11.  Les principes applicables sont détaillés dans les arrêts Pélissier et Sassi c. France [GC] (no 25444/94, §§ 51-53, CEDH 1999‑II) et Pereira Cruz et autres c. Portugal (nos 56396/12 et 3 autres, §§ 196-199, 26 juin 2018).


12.  La Cour note que le requérant a été renvoyé en jugement pour soutien à des activités infractionnelles, chef dont il a été acquitté en première instance, et que ce n’est qu’en appel que la cour d’appel a requalifié les faits en recel de biens, infraction pour laquelle il a finalement été condamné. Les éléments du dossier n’indiquent pas que la cour d’appel ait informé le requérant de cette requalification, ni que l’intéressé ait pu présenter ses arguments sur ce point.


13.  À cet égard, le Gouvernement affirme que la requalification opérée par la cour d’appel était la conséquence d’une réinterprétation de la loi à la lumière du constat que le requérant avait agi en échange d’une somme d’argent dont il était convenu avec D.A.M. Or, il indique que, tant le réquisitoire que le jugement du tribunal de première instance, ont mentionné le fait que le requérant était soupçonné d’avoir reçu une somme d’argent en échange de l’aide apportée à D.A.M. Enfin, il soutient qu’en tout état de cause cette situation n’est pas assez grave pour emporter violation de l’article 6 de la Convention.
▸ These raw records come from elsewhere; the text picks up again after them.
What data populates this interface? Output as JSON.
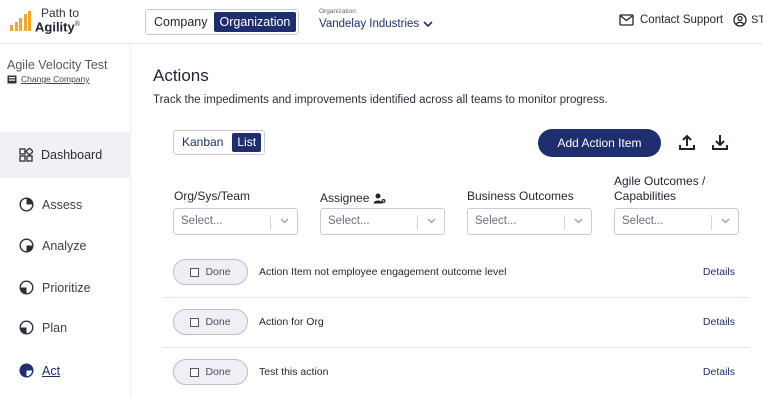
{
  "header": {
    "logo_line1": "Path to",
    "logo_line2": "Agility",
    "logo_mark": "®",
    "scope_tabs": [
      "Company",
      "Organization"
    ],
    "active_scope": "Organization",
    "org_label": "Organization",
    "org_value": "Vandelay Industries",
    "contact_support": "Contact Support",
    "user_initials": "ST"
  },
  "sidebar": {
    "company_name": "Agile Velocity Test",
    "change_company": "Change Company",
    "items": [
      {
        "label": "Dashboard",
        "icon": "dashboard-icon"
      },
      {
        "label": "Assess",
        "icon": "assess-icon"
      },
      {
        "label": "Analyze",
        "icon": "analyze-icon"
      },
      {
        "label": "Prioritize",
        "icon": "prioritize-icon"
      },
      {
        "label": "Plan",
        "icon": "plan-icon"
      },
      {
        "label": "Act",
        "icon": "act-icon",
        "active": true
      }
    ]
  },
  "main": {
    "title": "Actions",
    "subtitle": "Track the impediments and improvements identified across all teams to monitor progress.",
    "view_tabs": [
      "Kanban",
      "List"
    ],
    "active_view": "List",
    "add_button": "Add Action Item",
    "filters": [
      {
        "label": "Org/Sys/Team",
        "placeholder": "Select..."
      },
      {
        "label": "Assignee",
        "placeholder": "Select..."
      },
      {
        "label": "Business Outcomes",
        "placeholder": "Select..."
      },
      {
        "label": "Agile Outcomes / Capabilities",
        "placeholder": "Select..."
      }
    ],
    "actions": [
      {
        "done_label": "Done",
        "title": "Action Item not employee engagement outcome level",
        "details": "Details"
      },
      {
        "done_label": "Done",
        "title": "Action for Org",
        "details": "Details"
      },
      {
        "done_label": "Done",
        "title": "Test this action",
        "details": "Details"
      }
    ]
  },
  "colors": {
    "brand_navy": "#1e2e6e",
    "logo_orange": "#f2a72b"
  }
}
14.  Pour sa part, la Cour, notant que selon les déclarations des témoins résumées tant dans le réquisitoire que dans le jugement du tribunal de première instance, le requérant avait agi contre la promesse d’une certaine somme d’argent, elle relève toutefois que ni le parquet ni le tribunal de première instance n’ont considéré qu’il s’agissait là d’un élément factuel déterminant ni entendu à aucun moment examiner sur un autre terrain que celui de l’infraction de soutien à des activités infractionnelles les faits reprochés au requérant.
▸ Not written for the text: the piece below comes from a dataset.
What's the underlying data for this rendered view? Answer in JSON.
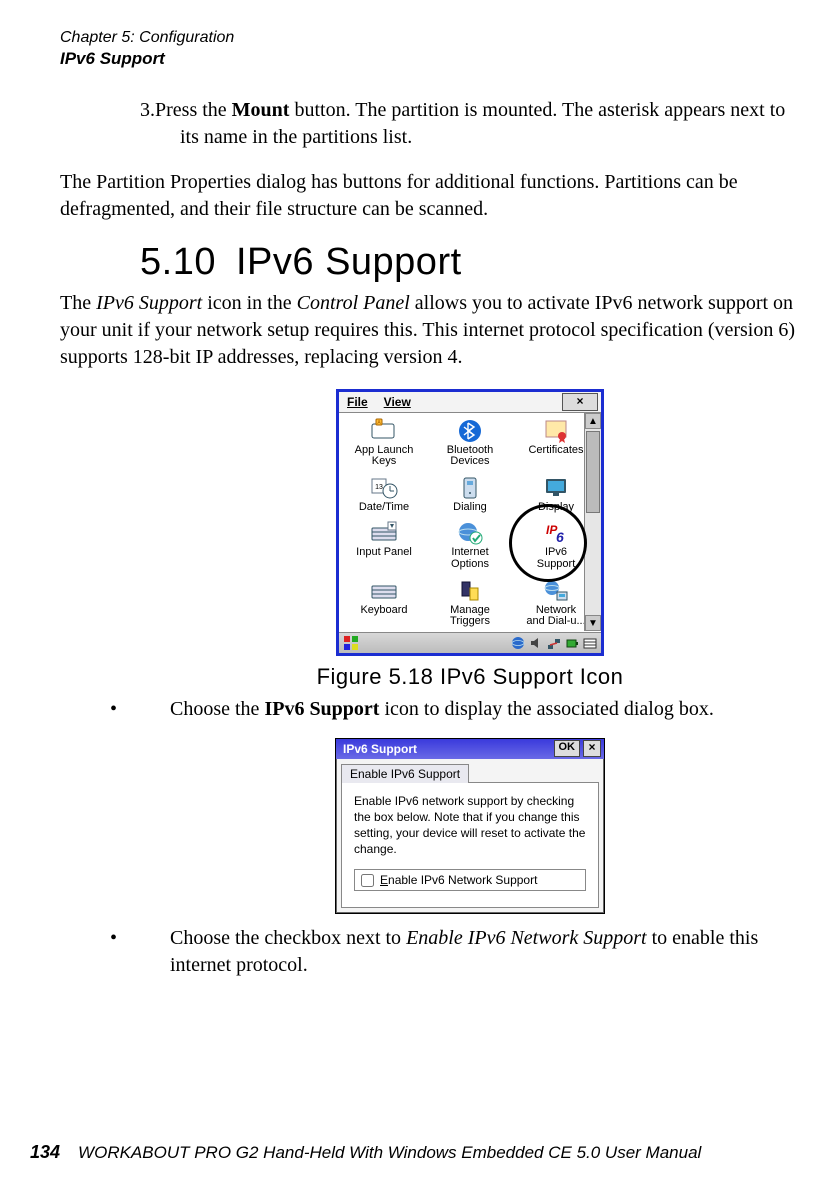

15.  Il ne peut être affirmé non plus que les faits pour lesquels le requérant a été condamné en appel aient été des éléments intrinsèques de l’accusation initiale (De Salvador Torres c. Espagne, 24 octobre 1996, § 33, Recueil des arrêts et décisions 1996‑V, Sadak et autres c. Turquie (no 1), nos 29900/96 et 3 autres, § 56, CEDH 2001-VIII, et Juha Nuutinen c. Finlande, no 45830/99, § 32, 24 avril 2007). À cet égard, l’argument du requérant selon lequel la requalification des faits n’était pas suffisamment prévisible pour lui revêt une importance certaine. En effet, à la différence du chef de soutien à des activités infractionnelles initialement retenu, le recel de biens impliquait de la part du requérant l’intention d’obtenir un gain matériel. Dans ces conditions, sans présumer du bien-fondé des moyens que celui-ci aurait pu avancer s’il avait disposé du temps nécessaire à la préparation de sa défense contre l’accusation de recel de biens, la Cour fait observer qu’ils auraient selon toute vraisemblance été différents de ceux qu’il avait choisis pour contester l’accusation initiale.
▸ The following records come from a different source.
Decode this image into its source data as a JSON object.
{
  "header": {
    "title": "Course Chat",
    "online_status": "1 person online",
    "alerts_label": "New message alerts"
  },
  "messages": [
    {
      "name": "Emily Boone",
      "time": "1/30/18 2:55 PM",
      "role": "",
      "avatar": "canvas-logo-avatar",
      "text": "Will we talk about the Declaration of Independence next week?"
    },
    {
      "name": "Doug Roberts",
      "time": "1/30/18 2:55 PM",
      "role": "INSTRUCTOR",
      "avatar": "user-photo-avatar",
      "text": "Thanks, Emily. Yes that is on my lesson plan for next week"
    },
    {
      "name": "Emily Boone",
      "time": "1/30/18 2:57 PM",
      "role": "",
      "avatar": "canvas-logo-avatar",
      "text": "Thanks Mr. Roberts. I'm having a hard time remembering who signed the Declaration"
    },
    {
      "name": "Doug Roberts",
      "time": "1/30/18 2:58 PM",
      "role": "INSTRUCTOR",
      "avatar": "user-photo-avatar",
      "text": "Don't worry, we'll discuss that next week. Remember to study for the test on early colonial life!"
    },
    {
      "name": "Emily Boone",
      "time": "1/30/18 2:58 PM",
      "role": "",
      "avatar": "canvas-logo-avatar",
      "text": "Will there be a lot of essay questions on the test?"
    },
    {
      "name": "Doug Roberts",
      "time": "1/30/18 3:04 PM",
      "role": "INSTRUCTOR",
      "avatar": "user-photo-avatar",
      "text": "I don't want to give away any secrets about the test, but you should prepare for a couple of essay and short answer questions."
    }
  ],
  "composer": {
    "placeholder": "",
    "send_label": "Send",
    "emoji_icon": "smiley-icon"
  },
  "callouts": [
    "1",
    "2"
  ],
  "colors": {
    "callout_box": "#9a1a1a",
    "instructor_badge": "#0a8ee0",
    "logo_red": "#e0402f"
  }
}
16.  Enfin, la Cour écarte l’argument que le Gouvernement tire de ce que la requalification des faits n’a pas modifié les limites de la peine encourue par le requérant. Elle ne saurait en effet spéculer sur l’issue que la procédure aurait connue si l’intéressé avait été informé de cette requalification.


17.  Eu égard à l’ensemble de ces éléments, la Cour conclut que cette requalification a porté atteinte au droit du requérant à être informé d’une manière détaillée de la nature et de la cause de l’accusation portée contre lui ainsi que son droit à disposer du temps et des facilités nécessaires à la préparation de sa défense.


18.  Partant, il y a eu violation de l’article 6 §§ 1 et 3 a) et b) de la Convention. Au vu de cette conclusion, la Cour estime qu’il n’y a pas lieu d’examiner séparément le volet du grief relatif à la condamnation du requérant sur la base des mêmes preuves que celles qui avaient initialement conduit à son acquittement.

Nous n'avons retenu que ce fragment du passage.